Li Mi, Zhang Tao, Li Pengfei, Luan Zhiwei, Liu Jingsong, Wang Yangyang, Zhang Yubo, Liu Yishu, Wang Yansong
Department of Orthopedic surgery, The First Affiliated Hospital of Harbin Medical University, Harbin, China; Department of Orthopedic Surgery, The Fourth Affiliated Hospital of Harbin Medical University, Harbin, China; The Key Laboratory of Myocardial Ischemia, Chinese Ministry of Education, Harbin, China.
Department of Orthopedic Surgery, The Fourth Affiliated Hospital of Harbin Medical University, Harbin, China.
Life Sci. 2025 Mar 1;364:123441. doi: 10.1016/j.lfs.2025.123441. Epub 2025 Feb 3.
Spinal cord injury (SCI) represents a significant neurological disorder that profoundly impacts human life. Transplantation of extracellular vesicles (EVs) from human umbilical cord mesenchymal stem cells (hUC-MSCs) has emerged as a promising therapeutic strategy. microRNA (miRNA) containing EVs serve as crucial mediators of intercellular communication, playing vital roles in physiological and pathological processes. Research indicates that EVs from hUC-MSCs could attenuate inflammation and facilitate recovery from SCI. Nevertheless, their application in clinical treatment necessitates further investigation. We are actively pursuing an effective approach to modulate the intensity of the inflammatory response, thereby addressing secondary SCI. Initially, we activated hUC-MSCs with interleukin-4 (IL-4) and subsequently harvested their EVs. We investigated the influences of A-hUC-MSCs-EVs compared to routinely acquired EVs on macrophage polarization phenotypes both in vitro and in vivo. Our results show that EVs originating from A-hUC-MSCs are more effective at promoting macrophage polarization from the M1 phenotype to the M2 phenotype than those derived from hUC-MSCs. Notably, we found that A-hUC-MSCs-derived EVs had a superior impact on motor function recovery in mice with SCI. Importantly, we observed that IL-4 activation significantly upregulated the expression of miR-21-5p within these EVs. More specifically, our data demonstrate that A-hUC-MSCs-EVs depend on miR-21-5p to inhibit the effects of PDCD4 on macrophage polarization. This mechanism regulates inflammatory responses while simultaneously reducing apoptosis. In summary, EVs derived from IL-4 primed hUC-MSCs are enriched with miR-21-5p, which exerts a pivotal influence in shifting macrophage polarization, alleviating inflammatory responses following SCI, and facilitating recovery.

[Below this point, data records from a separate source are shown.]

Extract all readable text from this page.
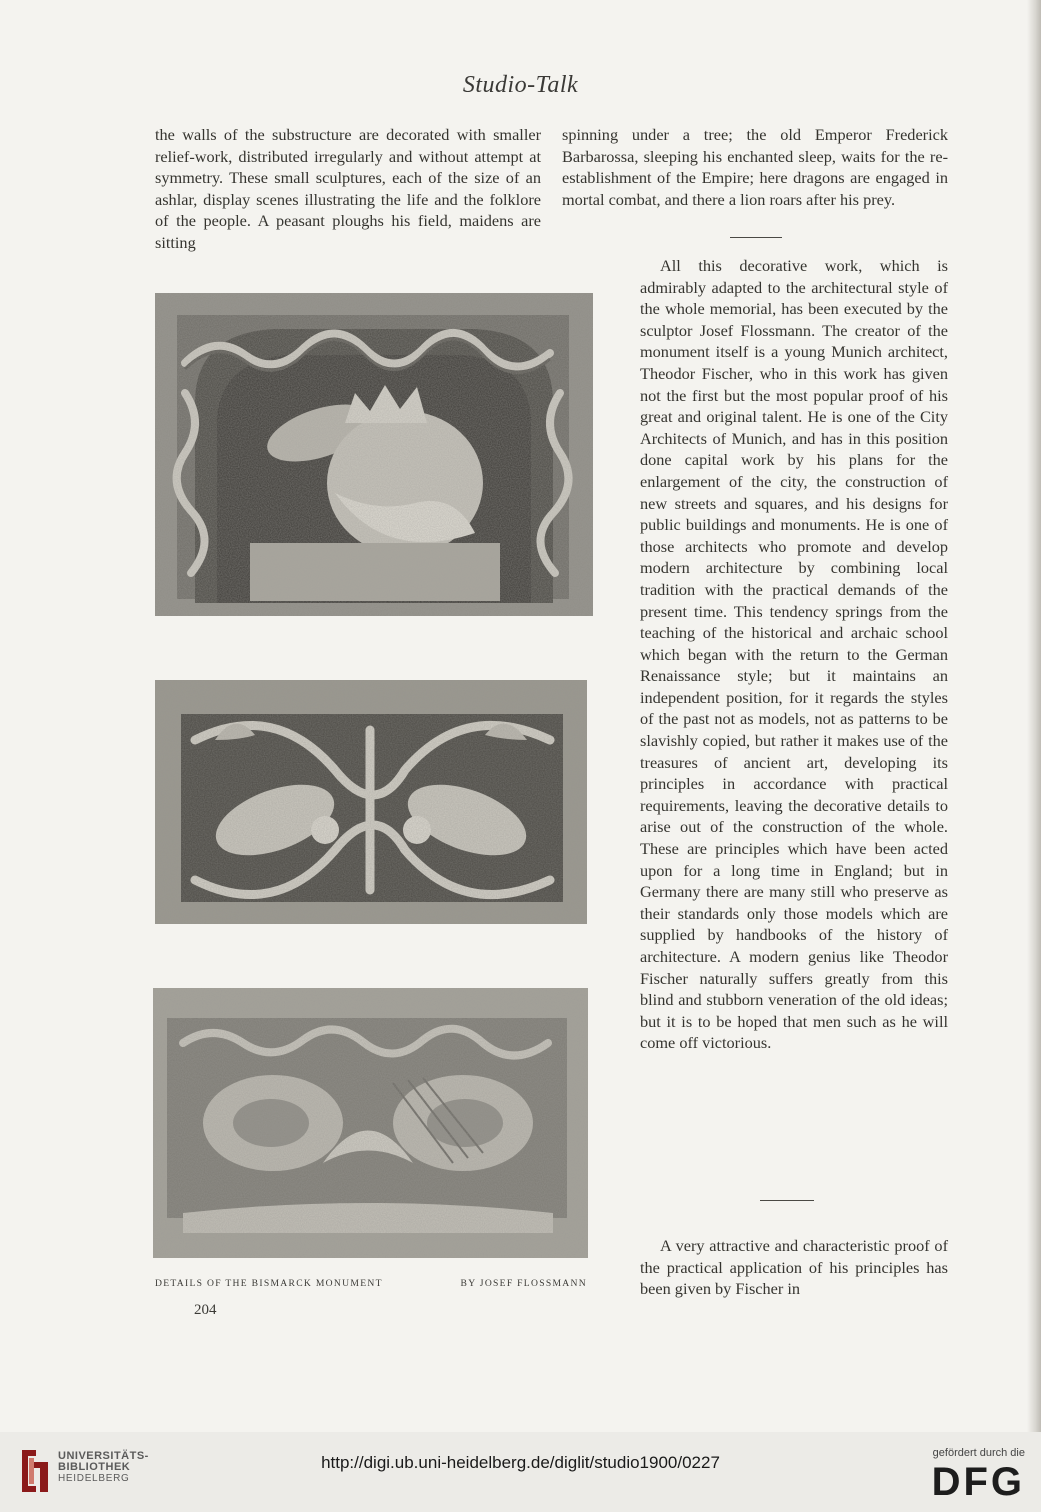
Studio-Talk

the walls of the substructure are decorated with smaller relief-work, distributed irregularly and without attempt at symmetry. These small sculptures, each of the size of an ashlar, display scenes illustrating the life and the folklore of the people. A peasant ploughs his field, maidens are sitting

spinning under a tree; the old Emperor Frederick Barbarossa, sleeping his enchanted sleep, waits for the re-establishment of the Empire; here dragons are engaged in mortal combat, and there a lion roars after his prey.

All this decorative work, which is admirably adapted to the architectural style of the whole memorial, has been executed by the sculptor Josef Flossmann. The creator of the monument itself is a young Munich architect, Theodor Fischer, who in this work has given not the first but the most popular proof of his great and original talent. He is one of the City Architects of Munich, and has in this position done capital work by his plans for the enlargement of the city, the construction of new streets and squares, and his designs for public buildings and monuments. He is one of those architects who promote and develop modern architecture by combining local tradition with the practical demands of the present time. This tendency springs from the teaching of the historical and archaic school which began with the return to the German Renaissance style; but it maintains an independent position, for it regards the styles of the past not as models, not as patterns to be slavishly copied, but rather it makes use of the treasures of ancient art, developing its principles in accordance with practical requirements, leaving the decorative details to arise out of the construction of the whole. These are principles which have been acted upon for a long time in England; but in Germany there are many still who preserve as their standards only those models which are supplied by handbooks of the history of architecture. A modern genius like Theodor Fischer naturally suffers greatly from this blind and stubborn veneration of the old ideas; but it is to be hoped that men such as he will come off victorious.

A very attractive and characteristic proof of the practical application of his principles has been given by Fischer in

DETAILS OF THE BISMARCK MONUMENT	BY JOSEF FLOSSMANN
204
UNIVERSITÄTS-
BIBLIOTHEK
HEIDELBERG
http://digi.ub.uni-heidelberg.de/diglit/studio1900/0227	gefördert durch die
DFG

脊髓损伤(SCI)是一种严重的神经系统疾病,对人类生活产生深远影响。人脐带间充质干细胞(hUC-MSCs)来源的细胞外囊泡(EVs)移植已成为一种有前景的治疗策略。含微小RNA(miRNA)的EVs作为细胞间通讯的关键介质,在生理和病理过程中发挥着重要作用。研究表明,hUC-MSCs来源的EVs可减轻炎症并促进SCI恢复。然而,它们在临床治疗中的应用仍需进一步研究。我们正在积极寻求一种有效的方法来调节炎症反应的强度,从而解决继发性SCI问题。最初,我们用白细胞介素-4(IL-4)激活hUC-MSCs,随后收集其EVs。我们研究了与常规获取的EVs相比,A-hUC-MSCs-EVs在体外和体内对巨噬细胞极化表型的影响。我们的结果表明,源自A-hUC-MSCs的EVs在促进巨噬细胞从M1表型向M2表型极化方面比源自hUC-MSCs的EVs更有效。值得注意的是,我们发现A-hUC-MSCs来源的EVs对SCI小鼠的运动功能恢复有更好的影响。重要的是,我们观察到IL-4激活显著上调了这些EVs中miR-21-5p的表达。更具体地说,我们的数据表明,A-hUC-MSCs-EVs依赖miR-21-5p来抑制PDCD4对巨噬细胞极化的影响。这种机制调节炎症反应,同时减少细胞凋亡。总之,IL-4预处理的hUC-MSCs来源的EVs富含miR-21-5p,其在改变巨噬细胞极化、减轻SCI后的炎症反应和促进恢复方面发挥着关键作用。